4. An important current debate concerns the relationship between business and economic elites and woke ideology. For example, leftist theorists point out that by creating conflict between various identities within economic classes and dividing the working class, woke politics facilitates economic exploitation. How would you explain this phenomenon? Is it consistent with your evolving theory of economic elites?

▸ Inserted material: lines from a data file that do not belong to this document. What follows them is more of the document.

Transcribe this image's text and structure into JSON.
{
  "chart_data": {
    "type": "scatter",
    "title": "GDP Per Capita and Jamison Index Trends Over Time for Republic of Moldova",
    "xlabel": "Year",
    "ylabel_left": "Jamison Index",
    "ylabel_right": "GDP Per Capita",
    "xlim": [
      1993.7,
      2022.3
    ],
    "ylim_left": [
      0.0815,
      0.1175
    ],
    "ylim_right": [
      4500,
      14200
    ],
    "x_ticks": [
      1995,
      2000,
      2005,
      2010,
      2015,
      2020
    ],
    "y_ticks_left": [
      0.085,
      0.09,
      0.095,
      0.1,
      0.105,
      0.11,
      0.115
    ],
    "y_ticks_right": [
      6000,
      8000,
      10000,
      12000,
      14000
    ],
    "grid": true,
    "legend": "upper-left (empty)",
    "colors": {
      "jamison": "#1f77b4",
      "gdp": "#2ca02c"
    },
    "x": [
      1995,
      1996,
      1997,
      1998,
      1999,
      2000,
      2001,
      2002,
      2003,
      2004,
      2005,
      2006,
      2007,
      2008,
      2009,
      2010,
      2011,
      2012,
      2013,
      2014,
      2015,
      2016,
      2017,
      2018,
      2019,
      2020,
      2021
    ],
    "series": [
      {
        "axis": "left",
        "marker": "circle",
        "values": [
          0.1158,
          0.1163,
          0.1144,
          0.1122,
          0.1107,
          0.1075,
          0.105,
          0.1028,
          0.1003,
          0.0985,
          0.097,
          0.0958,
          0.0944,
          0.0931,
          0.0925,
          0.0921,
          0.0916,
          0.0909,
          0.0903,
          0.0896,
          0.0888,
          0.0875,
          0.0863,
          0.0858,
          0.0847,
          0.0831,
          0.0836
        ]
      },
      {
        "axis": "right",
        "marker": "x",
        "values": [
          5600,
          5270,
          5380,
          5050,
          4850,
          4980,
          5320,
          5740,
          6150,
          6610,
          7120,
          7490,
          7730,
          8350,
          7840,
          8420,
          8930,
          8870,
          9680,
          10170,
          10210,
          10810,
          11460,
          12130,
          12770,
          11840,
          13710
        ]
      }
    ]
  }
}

Marx noted that a smart ruling class will identify the most talented members of the working class and try to coopt them, which robs the proletariat of its potential leaders. I don't think that today's elites are smart enough to be even thinking this way, but I do agree that it's very easy for them to incorporate wokeness, since it's cost-free for them. Whatever conflicts this causes among various non-elite ethnic groups is, I suspect, just icing on the cake for them. Serious critics of American society, such as the terrific Marxist political scientist Adolph Reed, believe that the overemphasis on racial politics has alienated the very people (the white working class) who are needed as allies in any kind of broad movement for social change. The idea that a poor white family living in a shack in the hills of West Virginia enjoys "white privilege" serves no useful purpose for anyone, except to make some "antiracist" activists feel morally superior. I'm as frustrated as anyone that those people in West Virginia vote 80 percent for Republicans. I think it's best, in the interest of being a good scholar, that I refrain from expressing my opinion about such people. My point is, they learn about their "white privilege" from watching Fox News (which loves to cover every existing case of wokeness on college campuses) and they're angry enough about it to vote for a party that will strip them of what little they have so they can give bigger tax breaks to the wealthy. Today's woke left is among the most self-destructive groups in recent memory, and today's elites are the biggest beneficiaries.